Joint Unite-GMB-SIPTU press release
Full responsibility for transport disruption lies with Secretary of State Chris Heaton-Harris who has engineered a pay crisis seeking to advance a political agenda
Translink workers from Unite the union, SIPTU and GMB will take three further days of strike action in the run up to Christmas.
A 48-hour strike action is to commence from 00.01 on Friday 15 December ending with a further 24-hour strike commencing a week later at 00.01am on Friday 22 December. The strikes will bring to a standstill all bus and rail services operated by Translink.
The strikes represent an escalation of the industrial dispute by public transport workers who took initial strike action on Friday 1 December. The dispute centres over the unions’ demand for a cost-of-living adjustment pay increase. Workers are facing a real terms pay cut of 11 per cent due to the failure of Translink to offer workers a pay increase.

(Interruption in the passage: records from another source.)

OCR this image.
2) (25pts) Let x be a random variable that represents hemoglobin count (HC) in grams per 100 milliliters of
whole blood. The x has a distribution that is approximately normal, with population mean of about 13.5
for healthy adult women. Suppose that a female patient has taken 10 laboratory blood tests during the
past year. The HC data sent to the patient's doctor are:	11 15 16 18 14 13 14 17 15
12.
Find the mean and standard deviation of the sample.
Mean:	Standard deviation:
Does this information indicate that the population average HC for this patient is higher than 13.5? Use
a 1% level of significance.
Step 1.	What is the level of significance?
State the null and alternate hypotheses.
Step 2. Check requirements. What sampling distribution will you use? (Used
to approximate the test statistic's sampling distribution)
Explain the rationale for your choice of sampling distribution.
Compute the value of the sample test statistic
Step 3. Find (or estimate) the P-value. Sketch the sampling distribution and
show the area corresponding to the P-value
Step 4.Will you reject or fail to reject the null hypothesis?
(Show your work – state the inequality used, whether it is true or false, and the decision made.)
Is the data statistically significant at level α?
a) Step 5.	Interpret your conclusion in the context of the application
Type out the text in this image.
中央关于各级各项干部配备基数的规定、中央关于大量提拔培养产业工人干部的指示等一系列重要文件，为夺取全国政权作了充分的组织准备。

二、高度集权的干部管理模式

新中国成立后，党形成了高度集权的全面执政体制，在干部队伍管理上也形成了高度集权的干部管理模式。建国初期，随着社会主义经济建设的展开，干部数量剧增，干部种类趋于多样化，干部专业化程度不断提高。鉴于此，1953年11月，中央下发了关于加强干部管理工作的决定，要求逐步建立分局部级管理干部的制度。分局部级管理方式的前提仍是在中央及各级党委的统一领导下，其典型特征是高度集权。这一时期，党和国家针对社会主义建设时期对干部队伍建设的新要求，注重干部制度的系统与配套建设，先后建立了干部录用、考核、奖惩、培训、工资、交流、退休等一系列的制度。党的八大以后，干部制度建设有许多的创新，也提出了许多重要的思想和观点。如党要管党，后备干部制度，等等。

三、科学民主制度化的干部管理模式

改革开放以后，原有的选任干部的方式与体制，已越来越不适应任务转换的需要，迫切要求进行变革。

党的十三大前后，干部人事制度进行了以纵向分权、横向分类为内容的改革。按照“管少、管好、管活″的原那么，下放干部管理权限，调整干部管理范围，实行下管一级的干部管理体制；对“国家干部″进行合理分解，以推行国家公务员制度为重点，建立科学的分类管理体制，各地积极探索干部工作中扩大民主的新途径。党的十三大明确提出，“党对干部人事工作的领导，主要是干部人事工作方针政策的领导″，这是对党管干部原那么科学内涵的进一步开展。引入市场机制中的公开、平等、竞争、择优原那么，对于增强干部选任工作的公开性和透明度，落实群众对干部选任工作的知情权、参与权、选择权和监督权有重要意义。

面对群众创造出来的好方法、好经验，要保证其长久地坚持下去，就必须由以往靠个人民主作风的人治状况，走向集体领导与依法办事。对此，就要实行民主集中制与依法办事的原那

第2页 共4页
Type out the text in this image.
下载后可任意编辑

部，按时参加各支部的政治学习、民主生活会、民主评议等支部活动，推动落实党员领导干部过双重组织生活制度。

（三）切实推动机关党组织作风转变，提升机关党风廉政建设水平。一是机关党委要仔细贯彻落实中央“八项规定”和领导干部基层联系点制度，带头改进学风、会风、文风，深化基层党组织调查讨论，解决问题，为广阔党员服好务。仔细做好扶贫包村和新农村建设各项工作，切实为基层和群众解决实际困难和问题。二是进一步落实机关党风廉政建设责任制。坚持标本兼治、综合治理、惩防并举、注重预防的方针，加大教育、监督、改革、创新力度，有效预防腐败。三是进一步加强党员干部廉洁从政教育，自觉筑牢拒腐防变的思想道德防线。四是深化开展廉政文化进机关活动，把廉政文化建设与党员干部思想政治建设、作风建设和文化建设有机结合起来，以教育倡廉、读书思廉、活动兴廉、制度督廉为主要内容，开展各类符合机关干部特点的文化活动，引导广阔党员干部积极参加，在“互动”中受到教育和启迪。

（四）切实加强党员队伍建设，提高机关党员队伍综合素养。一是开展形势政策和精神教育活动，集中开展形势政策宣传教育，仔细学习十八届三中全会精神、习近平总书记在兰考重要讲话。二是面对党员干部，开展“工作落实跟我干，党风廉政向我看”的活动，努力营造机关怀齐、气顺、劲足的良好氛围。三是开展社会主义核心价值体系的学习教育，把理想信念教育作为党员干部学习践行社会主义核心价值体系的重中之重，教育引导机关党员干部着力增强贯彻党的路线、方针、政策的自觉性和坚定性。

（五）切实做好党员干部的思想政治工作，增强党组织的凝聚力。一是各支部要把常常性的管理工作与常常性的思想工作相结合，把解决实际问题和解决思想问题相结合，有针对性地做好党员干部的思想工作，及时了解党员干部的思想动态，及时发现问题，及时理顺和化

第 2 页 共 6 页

Both Translink’s management and officials at the department for infrastructure have blamed the failure to offer a pay increase on the inadequacy of funding in the budget imposed by secretary of state for Northern Ireland Chris Heaton-Harris.
The unions have laid full responsibility for disruption arising from the strikes with the secretary of state – after he refused to intervene to resolve the pay dispute.
Unite general secretary Sharon Graham said: “it is completely unacceptable that Translink workers are facing a huge real terms pay cut, due to the proposed pay freeze.
“This dispute rest entirely at the door of the secretary of state, who could easily resolve it by providing an adequate budget for public transport services. The Translink workers have the unflinching backing of Unite. In the coming days, workers will be taking their campaign for decent pay direct to the door of the secretary of state.”
Speaking for GMB trade union, regional organiser Peter Macklin said: “Chris Heaton-Harris seeks to engineer an industrial relations crisis in Northern Ireland through imposing brutal budgets on the departments to advance his political agenda. He seeks to weaponise the collective punishment of workers and the most vulnerable in a wider political game. This is completely disgraceful. Workers and our public services will not be the collateral damage in a game of chicken.
“The unions have agreed three further strike days before Christmas. We were left with no alternative due to the refusal of the secretary of state to intervene, to provide adequate budgets for our public transport services and to meet our members’ pay expectations. He bears full responsibility for the entirely avoidable disruption that will accompany this strike action.”
SIPTU regional organiser for his union’s members in Translink is Niall McNally who challenged the secretary of state:“Chris Heaton-Harris is behaving like a political arsonist. He seems to think the more fires he can light the better his chances of re-establishing Stormont. I think it is clear to everyone that his failed strategy can only make things worse – and this is increasingly recognised right across civic society in the region.
“The secretary of state needs to step back and pull Northern Ireland from the brink. A return to stable government in Northern Ireland requires adequate funding for basic public services, including public transport – funding sufficient to enable a proper pay increase for public sector workers. It is still within the power of the secretary of state to avoid this strike if he intervenes to resolve this dispute.”